• jart a day ago

    Let me guess, next year they become mandatory.

    Next thing you know, they'll find a way to require that your web server link their dynamic shared object.

    Then another year later you'll need a let's encrypt kernel module too.

    • nadermx 21 hours ago

      If you're so against free SSl's with an option for shorter half life you could use a paid alternative? Not sure I understand your grip with a free service

      • sentientslug 21 hours ago

        Free services are not immune to valid criticism, although I do think they are going a bit too far.

        • bravetraveler 20 hours ago

          +1

          "We really want to make sure you have automation, so certificate lifetimes have been reduced to 36 seconds; accounting for RTT and, in our generosity, time for a single timeout/retry" /s

          Let it be my problem, please. I'll even use certbot or whatever is in fashion, just find another knob to turn [or don't].

        • dambi0 14 hours ago

          By half-life do you mean the point at which you decide to renew the certificate prior to its actual expiry? Couldn’t you as a matter of policy decide to do this at, say 45 days, even with a cert that lasts for a year? If so, then the change to 99 day expiry isn’t giving you any more options or flexibility, it’s actually removing it.

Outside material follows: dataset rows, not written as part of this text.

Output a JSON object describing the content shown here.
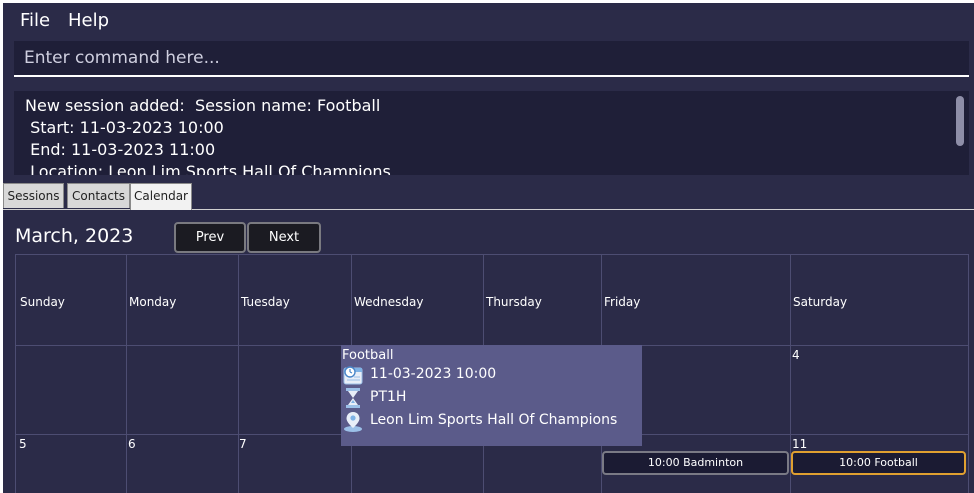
{
  "menu": {
    "file": "File",
    "help": "Help"
  },
  "command": {
    "placeholder": "Enter command here...",
    "value": ""
  },
  "result": {
    "lines": [
      "New session added:  Session name: Football",
      " Start: 11-03-2023 10:00",
      " End: 11-03-2023 11:00",
      " Location: Leon Lim Sports Hall Of Champions"
    ]
  },
  "tabs": [
    {
      "label": "Sessions",
      "active": false
    },
    {
      "label": "Contacts",
      "active": false
    },
    {
      "label": "Calendar",
      "active": true
    }
  ],
  "calendar": {
    "month_label": "March, 2023",
    "prev_label": "Prev",
    "next_label": "Next",
    "days": [
      "Sunday",
      "Monday",
      "Tuesday",
      "Wednesday",
      "Thursday",
      "Friday",
      "Saturday"
    ],
    "row1_dates": {
      "saturday": "4"
    },
    "row2_dates": {
      "sunday": "5",
      "monday": "6",
      "tuesday": "7",
      "saturday": "11"
    },
    "events": [
      {
        "label": "10:00 Badminton",
        "day": "Friday",
        "selected": false
      },
      {
        "label": "10:00 Football",
        "day": "Saturday",
        "selected": true
      }
    ],
    "popup": {
      "title": "Football",
      "start": "11-03-2023 10:00",
      "duration": "PT1H",
      "location": "Leon Lim Sports Hall Of Champions",
      "icons": [
        "calendar-clock-icon",
        "hourglass-icon",
        "location-pin-icon"
      ]
    }
  },
  "colors": {
    "background": "#2b2b48",
    "panel": "#1f1f38",
    "popup": "#5b5b8a",
    "selected_border": "#e0a030"
  }
}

        • nickf 13 hours ago

          Probably 47 days mandatory maximum, hopefully by 2029.

        • snailmailman 21 hours ago

          90 days has always seemed unnecessarily long to me. I have definitely spun up short-lived pages on subdomains that end up getting a cert that outlives the site itself.

          I am concerned at how the cert transparency logs will handle this. That’s going to be a lot of certs getting logged globally if everyone switches to shorter lifetimes.